When your system is implemented, you will need to track CPU usage much as you tracked memory usage. Performance Monitor contains many counters related to individual CPU usage. These counters are contained in the Processor object. The following counters will be the most useful for sizing purposes:

% Processor Time The percentage of the elapsed time that a processor is busy executing instructions. An instruction is the basic unit of execution in a computer, a thread is the object that executes instructions, and a process is the object created when a program is run. This counter can be interpreted as the fraction of time spent doing useful work.
% Privileged Time Percentage of processor time spent in Privileged mode. The Windows NT service layer, the Executive routines, and the Windows NT Kernel all execute in Privileged mode; device drivers for most devices other than graphics adapters and printers also execute in Privileged mode.
% User Time Percentage of processor time spent in User mode. All application code and subsystem code executes in User mode. The graphics engine, graphics device drivers, printer device drivers, and the Window Manager also execute in User mode. Code executing in User mode cannot damage the integrity of the Windows NT Executive, Kernel, or device drivers.
% Interrupt Time Percentage of elapsed time spent by the processor handling hardware interrupts. Interrupts are executed in Privileged mode, so interrupt time is a component of % Privileged Time. This counter can help determine the source of excessive time being spent in Privileged mode.
Interrupts/sec This counter contains the average number of device interrupts the processor experiences per second. A device interrupts the processor when it has completed a task or when it otherwise requires attention. Devices that may generate interrupts include the system timer, the mouse, data communication lines, network interface cards, and other peripheral devices. Normal thread execution is suspended during interrupts, and an interrupt may cause the processor to switch to another, higher priority thread. Clock interrupts are frequent and periodic and create a background of interrupt activity.
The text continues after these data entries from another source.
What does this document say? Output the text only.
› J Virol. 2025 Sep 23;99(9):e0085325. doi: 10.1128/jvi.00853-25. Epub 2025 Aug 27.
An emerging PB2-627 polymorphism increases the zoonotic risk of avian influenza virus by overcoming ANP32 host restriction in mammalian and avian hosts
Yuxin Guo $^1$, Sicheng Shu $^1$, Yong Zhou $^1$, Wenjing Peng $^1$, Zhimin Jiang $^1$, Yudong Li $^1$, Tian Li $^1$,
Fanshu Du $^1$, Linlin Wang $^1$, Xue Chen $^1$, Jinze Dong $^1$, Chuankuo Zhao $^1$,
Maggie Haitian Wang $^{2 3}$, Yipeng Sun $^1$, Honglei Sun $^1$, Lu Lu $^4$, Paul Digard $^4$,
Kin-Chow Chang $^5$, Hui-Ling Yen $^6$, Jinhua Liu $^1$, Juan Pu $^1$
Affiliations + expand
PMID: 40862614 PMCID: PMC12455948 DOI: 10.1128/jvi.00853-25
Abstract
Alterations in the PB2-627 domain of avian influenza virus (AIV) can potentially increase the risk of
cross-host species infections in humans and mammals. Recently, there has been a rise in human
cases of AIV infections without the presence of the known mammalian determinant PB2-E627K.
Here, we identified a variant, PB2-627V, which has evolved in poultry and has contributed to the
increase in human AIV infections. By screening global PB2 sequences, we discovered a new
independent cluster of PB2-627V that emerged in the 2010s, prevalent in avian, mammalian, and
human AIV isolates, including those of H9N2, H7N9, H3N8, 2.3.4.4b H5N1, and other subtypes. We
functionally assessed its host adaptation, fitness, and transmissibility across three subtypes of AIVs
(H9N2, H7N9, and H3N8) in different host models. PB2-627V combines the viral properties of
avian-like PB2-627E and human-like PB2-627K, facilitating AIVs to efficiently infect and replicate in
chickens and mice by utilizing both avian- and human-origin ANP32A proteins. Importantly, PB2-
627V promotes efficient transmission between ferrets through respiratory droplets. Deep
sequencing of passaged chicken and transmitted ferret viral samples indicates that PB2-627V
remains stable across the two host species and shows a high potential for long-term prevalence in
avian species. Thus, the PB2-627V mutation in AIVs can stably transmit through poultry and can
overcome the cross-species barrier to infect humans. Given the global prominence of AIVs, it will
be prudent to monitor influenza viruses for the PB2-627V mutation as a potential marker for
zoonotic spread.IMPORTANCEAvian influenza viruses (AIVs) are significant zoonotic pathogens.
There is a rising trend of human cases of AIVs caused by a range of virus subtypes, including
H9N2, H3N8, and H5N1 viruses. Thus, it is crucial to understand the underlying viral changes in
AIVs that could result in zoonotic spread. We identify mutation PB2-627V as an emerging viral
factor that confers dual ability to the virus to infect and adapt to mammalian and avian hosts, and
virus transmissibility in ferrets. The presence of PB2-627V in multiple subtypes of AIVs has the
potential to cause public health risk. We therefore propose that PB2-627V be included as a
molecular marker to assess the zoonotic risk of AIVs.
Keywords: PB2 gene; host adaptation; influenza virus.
Not all of these counters are required to conduct a capacity planning study—the counters you select will be determined by the depth of the study you are conducting. At the very least, the % Processor Time counter should be used.

Collecting Usage Data for Multiple CPUs

You can also retrieve system-averaged data for multiple CPUs via Performance Monitor. Use the System object, which includes the following counters, among others:

% Total Processor Time Sum of the % Processor Times for each processor divided by the number of processors in the system.
% Total Privileged Time Sum of the % Privileged Times for each processor divided by the number of processors in the system.
% Total User Time Sum of the % User Times for each processor divided by the number of processors in the system.
% Total Interrupt Time Sum of the % Interrupt Times for each processor divided by the number of processors in the system.
Total Interrupts/sec Average number of device interrupts that the processors experience per second. This counter provides an indication of how busy system devices are on a computer-wide basis.

Analyzing CPU Data

The data you obtain using these counters can be used to predict rises in a specific CPU's utilization and therefore increased response times from that CPU. Figure 66 shows CPU utilization over time. Notice that the utilization trend for the CPU is rising; it will reach the 75 percent threshold by February 18, 2000.

click to view at full size.

Figure 6-6. Linear CPU utilization predictive analysis.

NOTE
The more data points you collect, the more accurate your prediction.